Frédéric Bouchette : “J’ai été confronté à des gens qui n’arrêtent pas de me raconter qu’il faut déplacer les populations. Mais le coût d’un déplacement massif, définitif, est énorme. Et l’acceptabilité sociétale, elle est nulle. Personne ne veut bouger du littoral, les maisons n’ont jamais été aussi chères qu’aujourd’hui et l’immobilier littoral continue à monter. Il faut un débat collectif pour savoir comment positionner notre société vis-à-vis de la problématique de continuer à vivre sur la plage”.

 

-Et dans le cas de Palavas ?

Frédéric Bouchette : “Dans 150 ou 200 ans, le niveau de l’eau sera au deux-tiers du canal de Palavas donc dès qu’il y aura une crue, ça débordera dans la rue.
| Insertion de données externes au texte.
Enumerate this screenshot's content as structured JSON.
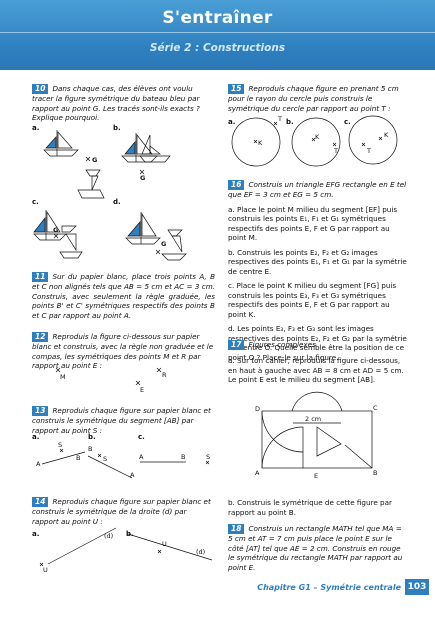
{
  "header": {
    "title": "S'entraîner",
    "subtitle": "Série 2 : Constructions"
  },
  "ex10": {
    "num": "10",
    "text": "Dans chaque cas, des élèves ont voulu tracer la figure symétrique du bateau bleu par rapport au point G. Les tracés sont-ils exacts ? Explique pourquoi.",
    "a": "a.",
    "b": "b.",
    "c": "c.",
    "d": "d.",
    "g": "G"
  },
  "ex11": {
    "num": "11",
    "text": "Sur du papier blanc, place trois points A, B et C non alignés tels que AB = 5 cm et AC = 3 cm. Construis, avec seulement la règle graduée, les points B' et C' symétriques respectifs des points B et C par rapport au point A."
  },
  "ex12": {
    "num": "12",
    "text": "Reproduis la figure ci-dessous sur papier blanc et construis, avec la règle non graduée et le compas, les symétriques des points M et R par rapport au point E :",
    "m": "M",
    "r": "R",
    "e": "E"
  },
  "ex13": {
    "num": "13",
    "text": "Reproduis chaque figure sur papier blanc et construis le symétrique du segment [AB] par rapport au point S :",
    "a": "a.",
    "b": "b.",
    "c": "c.",
    "pa": "A",
    "pb": "B",
    "ps": "S"
  },
  "ex14": {
    "num": "14",
    "text": "Reproduis chaque figure sur papier blanc et construis le symétrique de la droite (d) par rapport au point U :",
    "a": "a.",
    "b": "b.",
    "d": "(d)",
    "u": "U"
  },
  "ex15": {
    "num": "15",
    "text": "Reproduis chaque figure en prenant 5 cm pour le rayon du cercle puis construis le symétrique du cercle par rapport au point T :",
    "a": "a.",
    "b": "b.",
    "c": "c.",
    "k": "K",
    "t": "T"
  },
  "ex16": {
    "num": "16",
    "text": "Construis un triangle EFG rectangle en E tel que EF = 3 cm et EG = 5 cm.",
    "items": [
      "a. Place le point M milieu du segment [EF] puis construis les points E₁, F₁ et G₁ symétriques respectifs des points E, F et G par rapport au point M.",
      "b. Construis les points E₂, F₂ et G₂ images respectives des points E₁, F₁ et G₁ par la symétrie de centre E.",
      "c. Place le point K milieu du segment [FG] puis construis les points E₃, F₃ et G₃ symétriques respectifs des points E, F et G par rapport au point K.",
      "d. Les points E₃, F₃ et G₃ sont les images respectives des points E₂, F₂ et G₂ par la symétrie de centre O. Quelle semble être la position de ce point O ? Place-le sur la figure."
    ]
  },
  "ex17": {
    "num": "17",
    "title": "Figures complexes",
    "text": "a. Sur ton cahier, reproduis la figure ci-dessous, en haut à gauche avec AB = 8 cm et AD = 5 cm. Le point E est le milieu du segment [AB].",
    "d": "D",
    "c": "C",
    "a": "A",
    "b": "B",
    "e": "E",
    "dim": "2 cm",
    "b_text": "b. Construis le symétrique de cette figure par rapport au point B."
  },
  "ex18": {
    "num": "18",
    "text": "Construis un rectangle MATH tel que MA = 5 cm et AT = 7 cm puis place le point E sur le côté [AT] tel que AE = 2 cm. Construis en rouge le symétrique du rectangle MATH par rapport au point E."
  },
  "footer": {
    "chapter": "Chapitre G1 – Symétrie centrale",
    "page": "103"
  }
}
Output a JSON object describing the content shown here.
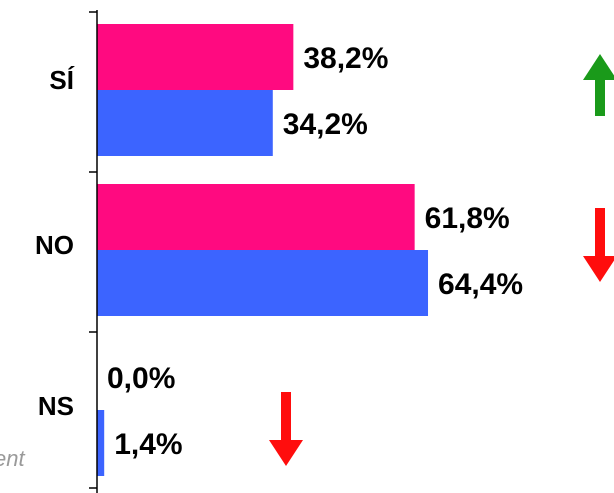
{
  "chart_data": {
    "type": "bar",
    "orientation": "horizontal",
    "categories": [
      "SÍ",
      "NO",
      "NS"
    ],
    "series": [
      {
        "values": [
          38.2,
          61.8,
          0.0
        ],
        "labels": [
          "38,2%",
          "61,8%",
          "0,0%"
        ]
      },
      {
        "values": [
          34.2,
          64.4,
          1.4
        ],
        "labels": [
          "34,2%",
          "64,4%",
          "1,4%"
        ]
      }
    ],
    "trend_arrows": [
      "up",
      "down",
      "down"
    ],
    "colors": {
      "series_1": "#ff0a80",
      "series_2": "#3c64ff",
      "arrow_up": "#1a9a1a",
      "arrow_down": "#ff0d0d"
    },
    "xlim": [
      0,
      100
    ],
    "grid": false,
    "legend": "none"
  },
  "footnote_fragment": "ent"
}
La question est de savoir quel serait le coût de déplacer les Palavasiens à Mauguio ou Montpellier ? Selon des estimations, on parle de dizaines de milliards d’euros. Avec cette somme, vous faites vivre une ville comme Palavas pendant des centaines d’années : vous reconstruisez, vous vivez sur pilotis, sur la mer, dans les lagunes, vous entretenez des canaux qui permettent d’évacuer l’eau quasiment instantanément, vous rehaussez tout. C’est ce qu’ont fait les Hollandais. Tout un pays est construit sur la mer et ça ne leur pose aucun souci. Par contre nous on doit choisir. Il devrait y avoir un vrai débat de fond sur ce qu’est ce que sera la vie dans une commune comme Palavas dans 150 ans quand le problème du niveau marin se sera véritablement manifesté ? Entre-temps, il faudra du temps pour arbitrer, pour comprendre, pour mettre en place cette stratégie et prendre les bonnes décisions concertées, collectives et apaisées”.